Novo CD do Ultraje A Rigor mostra a fórmula da surf music
Surf music por surf music, de forma geral, tem fama de ser coisa chata. Muitas incursões de bandas novatas pelo gênero popularizado por Dick Dale, Beach Boys, Jan & Dean e outros têm sido dignas de campeonato de futebol de botão, ou de Clube dos Amigos do Monza: música para meia dúzia de iniciados, e que acaba não fazendo sucesso. Mesmo bandas legais como Os Ostras passaram por isso: lançaram um disco legal, outro mediano, mas não atingiram as paradas nem mesmo fazendo um som que estava de acordo com o que fazia sucesso na época – rock animado e adolescente com letras gozadoras e alguns palavrões. E provavelmente a banda devia amar o Ultraje A Rigor, grupo que vem abraçando o rock explícito, sacana e com espírito juvenil há mais de vinte anos.

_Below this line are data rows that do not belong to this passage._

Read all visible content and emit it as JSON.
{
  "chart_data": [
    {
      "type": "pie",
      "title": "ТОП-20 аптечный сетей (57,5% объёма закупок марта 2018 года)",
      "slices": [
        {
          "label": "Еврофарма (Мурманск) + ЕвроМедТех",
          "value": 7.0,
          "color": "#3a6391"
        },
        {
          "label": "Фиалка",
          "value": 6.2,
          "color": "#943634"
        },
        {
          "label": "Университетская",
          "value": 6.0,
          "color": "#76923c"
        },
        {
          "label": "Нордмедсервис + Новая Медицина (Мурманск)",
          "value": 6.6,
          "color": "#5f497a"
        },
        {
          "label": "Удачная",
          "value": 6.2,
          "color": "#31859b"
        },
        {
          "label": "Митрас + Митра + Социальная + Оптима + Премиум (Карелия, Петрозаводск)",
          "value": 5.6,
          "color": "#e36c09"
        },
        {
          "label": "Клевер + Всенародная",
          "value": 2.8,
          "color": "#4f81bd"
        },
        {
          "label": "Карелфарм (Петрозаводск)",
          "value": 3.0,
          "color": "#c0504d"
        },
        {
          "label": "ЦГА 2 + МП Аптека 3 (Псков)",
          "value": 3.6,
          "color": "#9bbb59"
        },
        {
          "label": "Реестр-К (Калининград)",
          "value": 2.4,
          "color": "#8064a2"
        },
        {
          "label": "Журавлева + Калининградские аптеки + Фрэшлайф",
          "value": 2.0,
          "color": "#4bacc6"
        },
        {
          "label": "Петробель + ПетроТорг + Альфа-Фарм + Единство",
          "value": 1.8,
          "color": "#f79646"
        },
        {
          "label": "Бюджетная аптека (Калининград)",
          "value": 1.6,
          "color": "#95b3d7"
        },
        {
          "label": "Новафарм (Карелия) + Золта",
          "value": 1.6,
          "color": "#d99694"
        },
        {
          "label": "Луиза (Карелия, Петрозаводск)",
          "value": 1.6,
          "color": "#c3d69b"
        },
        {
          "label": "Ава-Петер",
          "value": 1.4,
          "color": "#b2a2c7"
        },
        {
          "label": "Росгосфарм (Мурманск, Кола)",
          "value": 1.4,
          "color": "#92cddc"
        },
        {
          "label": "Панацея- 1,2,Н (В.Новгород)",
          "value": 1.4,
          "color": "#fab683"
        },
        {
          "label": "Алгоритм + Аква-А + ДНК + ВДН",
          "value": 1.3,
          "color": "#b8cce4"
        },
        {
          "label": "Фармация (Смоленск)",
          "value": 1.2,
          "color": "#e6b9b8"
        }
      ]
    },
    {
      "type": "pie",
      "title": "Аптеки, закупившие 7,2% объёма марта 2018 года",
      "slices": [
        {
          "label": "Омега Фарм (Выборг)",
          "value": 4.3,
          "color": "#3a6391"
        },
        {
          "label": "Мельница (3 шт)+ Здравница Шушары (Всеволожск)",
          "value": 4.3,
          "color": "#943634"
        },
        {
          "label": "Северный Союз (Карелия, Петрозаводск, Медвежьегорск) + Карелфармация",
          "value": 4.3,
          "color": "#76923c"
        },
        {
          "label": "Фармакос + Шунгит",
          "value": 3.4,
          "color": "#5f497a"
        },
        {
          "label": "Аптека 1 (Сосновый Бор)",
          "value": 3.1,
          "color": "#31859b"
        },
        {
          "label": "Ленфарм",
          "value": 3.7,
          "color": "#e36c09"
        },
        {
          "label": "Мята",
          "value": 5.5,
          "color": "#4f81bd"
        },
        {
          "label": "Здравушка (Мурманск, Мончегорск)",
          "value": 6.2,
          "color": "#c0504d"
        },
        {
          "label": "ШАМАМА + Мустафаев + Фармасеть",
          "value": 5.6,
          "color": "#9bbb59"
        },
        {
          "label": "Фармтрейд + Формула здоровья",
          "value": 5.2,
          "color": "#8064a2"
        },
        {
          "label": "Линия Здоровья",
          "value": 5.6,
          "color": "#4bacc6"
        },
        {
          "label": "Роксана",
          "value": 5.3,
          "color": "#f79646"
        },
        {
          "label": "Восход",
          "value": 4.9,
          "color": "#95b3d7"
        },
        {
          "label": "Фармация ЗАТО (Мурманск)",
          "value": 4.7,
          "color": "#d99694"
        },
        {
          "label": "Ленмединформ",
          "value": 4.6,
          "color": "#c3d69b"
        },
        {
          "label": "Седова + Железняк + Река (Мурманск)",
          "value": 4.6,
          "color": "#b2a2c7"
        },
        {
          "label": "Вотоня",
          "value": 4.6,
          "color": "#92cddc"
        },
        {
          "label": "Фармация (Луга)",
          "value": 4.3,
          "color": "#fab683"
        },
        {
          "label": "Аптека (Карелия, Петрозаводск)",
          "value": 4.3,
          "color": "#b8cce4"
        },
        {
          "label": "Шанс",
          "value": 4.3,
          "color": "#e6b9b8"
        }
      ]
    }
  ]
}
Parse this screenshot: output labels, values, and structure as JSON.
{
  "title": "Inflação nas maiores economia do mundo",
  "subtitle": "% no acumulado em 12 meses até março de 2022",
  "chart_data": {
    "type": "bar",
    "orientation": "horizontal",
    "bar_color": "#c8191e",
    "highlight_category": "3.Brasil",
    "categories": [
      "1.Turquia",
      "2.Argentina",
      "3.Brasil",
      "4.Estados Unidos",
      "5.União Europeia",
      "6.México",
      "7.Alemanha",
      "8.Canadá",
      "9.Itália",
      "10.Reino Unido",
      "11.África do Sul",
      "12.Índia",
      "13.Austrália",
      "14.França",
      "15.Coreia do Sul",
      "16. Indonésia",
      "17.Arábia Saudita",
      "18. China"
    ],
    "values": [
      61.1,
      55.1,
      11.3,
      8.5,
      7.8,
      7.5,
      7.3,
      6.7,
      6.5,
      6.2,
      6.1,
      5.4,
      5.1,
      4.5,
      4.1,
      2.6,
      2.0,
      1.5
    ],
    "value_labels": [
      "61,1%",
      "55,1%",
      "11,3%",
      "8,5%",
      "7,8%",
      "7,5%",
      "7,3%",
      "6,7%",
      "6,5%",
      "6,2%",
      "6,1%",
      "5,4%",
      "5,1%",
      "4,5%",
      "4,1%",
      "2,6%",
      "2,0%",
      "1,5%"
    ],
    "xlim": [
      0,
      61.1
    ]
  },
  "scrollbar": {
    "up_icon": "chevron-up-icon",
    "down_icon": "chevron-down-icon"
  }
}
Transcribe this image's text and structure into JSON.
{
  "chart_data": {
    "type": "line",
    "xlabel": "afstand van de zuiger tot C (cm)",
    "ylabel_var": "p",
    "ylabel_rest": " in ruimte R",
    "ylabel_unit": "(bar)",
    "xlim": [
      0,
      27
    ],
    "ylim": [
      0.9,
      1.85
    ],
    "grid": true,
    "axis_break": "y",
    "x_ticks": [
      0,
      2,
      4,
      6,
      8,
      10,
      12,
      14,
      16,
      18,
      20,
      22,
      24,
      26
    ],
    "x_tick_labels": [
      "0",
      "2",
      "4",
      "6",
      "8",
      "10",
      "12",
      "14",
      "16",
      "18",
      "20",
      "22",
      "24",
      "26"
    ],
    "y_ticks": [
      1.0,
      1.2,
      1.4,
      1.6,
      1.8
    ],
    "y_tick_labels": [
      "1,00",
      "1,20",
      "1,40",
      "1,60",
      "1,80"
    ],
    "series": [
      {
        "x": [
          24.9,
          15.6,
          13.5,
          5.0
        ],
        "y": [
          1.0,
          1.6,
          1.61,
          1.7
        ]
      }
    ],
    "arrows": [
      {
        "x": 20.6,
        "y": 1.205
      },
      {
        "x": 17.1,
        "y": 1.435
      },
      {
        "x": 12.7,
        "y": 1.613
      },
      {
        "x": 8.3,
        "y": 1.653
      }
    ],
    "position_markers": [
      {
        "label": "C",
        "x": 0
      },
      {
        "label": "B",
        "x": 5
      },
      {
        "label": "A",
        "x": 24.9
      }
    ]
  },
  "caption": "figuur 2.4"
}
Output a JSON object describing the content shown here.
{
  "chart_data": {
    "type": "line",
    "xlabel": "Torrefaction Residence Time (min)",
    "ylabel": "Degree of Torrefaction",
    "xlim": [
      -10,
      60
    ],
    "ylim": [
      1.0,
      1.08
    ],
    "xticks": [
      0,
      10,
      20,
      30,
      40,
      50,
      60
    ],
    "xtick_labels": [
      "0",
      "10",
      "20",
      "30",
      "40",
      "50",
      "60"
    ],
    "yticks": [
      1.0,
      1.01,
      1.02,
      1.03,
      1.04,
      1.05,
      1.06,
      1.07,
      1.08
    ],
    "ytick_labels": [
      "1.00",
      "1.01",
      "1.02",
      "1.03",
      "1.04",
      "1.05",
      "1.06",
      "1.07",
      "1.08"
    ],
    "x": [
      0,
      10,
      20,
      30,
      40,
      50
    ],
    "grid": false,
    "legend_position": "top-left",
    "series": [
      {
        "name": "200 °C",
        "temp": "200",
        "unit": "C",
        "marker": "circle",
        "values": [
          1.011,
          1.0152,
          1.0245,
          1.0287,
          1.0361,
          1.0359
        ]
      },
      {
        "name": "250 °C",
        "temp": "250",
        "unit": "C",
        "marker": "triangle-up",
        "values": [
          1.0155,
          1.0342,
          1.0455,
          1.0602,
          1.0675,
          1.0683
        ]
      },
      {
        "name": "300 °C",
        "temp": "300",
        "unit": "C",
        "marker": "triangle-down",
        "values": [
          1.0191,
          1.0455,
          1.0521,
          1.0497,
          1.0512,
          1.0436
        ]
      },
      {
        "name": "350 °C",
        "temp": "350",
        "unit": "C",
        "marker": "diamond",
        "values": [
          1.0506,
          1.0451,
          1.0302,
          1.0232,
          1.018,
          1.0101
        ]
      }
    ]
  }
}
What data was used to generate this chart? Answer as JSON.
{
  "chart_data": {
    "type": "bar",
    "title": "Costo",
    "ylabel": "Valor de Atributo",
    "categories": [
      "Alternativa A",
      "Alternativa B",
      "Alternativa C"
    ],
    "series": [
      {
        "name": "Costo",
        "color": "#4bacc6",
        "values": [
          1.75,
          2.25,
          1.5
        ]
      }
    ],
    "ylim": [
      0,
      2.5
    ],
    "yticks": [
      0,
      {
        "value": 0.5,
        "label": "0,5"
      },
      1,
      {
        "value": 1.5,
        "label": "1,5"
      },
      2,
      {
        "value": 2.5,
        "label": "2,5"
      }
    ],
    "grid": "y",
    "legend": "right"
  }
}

O novo CD do grupo, “Os invisíveis”, vem ao mundo para mostrar que a velha máxima marxista, de que a história só se repete como farsa, dá certo, e como: Roger sempre fez um som ligado a temas praianos, ao deboche, ao sarcasmo, à inocência do rock dos anos 50/60 (épocas que ele, por sinal, viveu) e sempre teve influência de surf music – é só ouvir o ska pesado de “Nós vamos invadir sua praia”, as guitarras de “Eu me amo” (ambas de 1985) e o solinho de uma nota só de “Pelado” (de 1987), além de discos como “Crescendo” (1989) e “Porque Ultraje A Rigor?” (1990), que só provam que a relação da banda com as ondas não vem de agora. Portanto, a iniciativa da banda em mexer na corneada, estuprada e sacaneada surf-music está longe do farsesco. Solidificada a relação com o baixista Mingau e ainda com a presença do fâ Bacalhau (ex-Rumbora) na batera, o clima do disco é de “de volta à praia”, ainda mais com o retorno do guitarrista Sérgio Serra – por sinal o autor do tal solo de uma só nota. Não por acaso, a capa do disco novo remete logo à de “Nós vamos invadir sua praia”, primeiro LP: tem mar – uma onda, no caso do novo CD -, tons de azul, e a banda posando na praia na contra-capa, só que dessa vez sem farofa, sem vitrolinha e acompanhada de um Gordini.
Em meia hora de duração, o recauchutado Ultraje mostra que só quer mesmo é fazer rock, e pronto. Mesmo que falte à banda a vontade de mover montanhas que os primeiros discos tinham, o som do Ultraje continua com tudo no lugar, conforme atestam as boas “Domingo eu vou pra praia”, “I m sorry” e “Todo mundo gosta de mim” (um rock-rap lembrando “Sexo!”). Tem umas bobeirinhas, claro (“Esta canção”, “Me dá”, etc), mas graças a Deus são poucas. Roger já merecia o prêmio de “homem de visão do ano” por se conscientizar de que tem 45 anos e não querer posar de garotão – atitude que acaba gerando canções como a boa “Agora é tarde” (uma espécie de “Epitáfio” dos Titâs, só que desencanado), a sessentista “Me dá um olá” e a instrumental “O velho surfista” – e é nessa linha que rola o CD, do início ao fim. Um disco que dá pra agradar adolescentes, idosos, crianças, velhos surfistas e rockeiros velhos.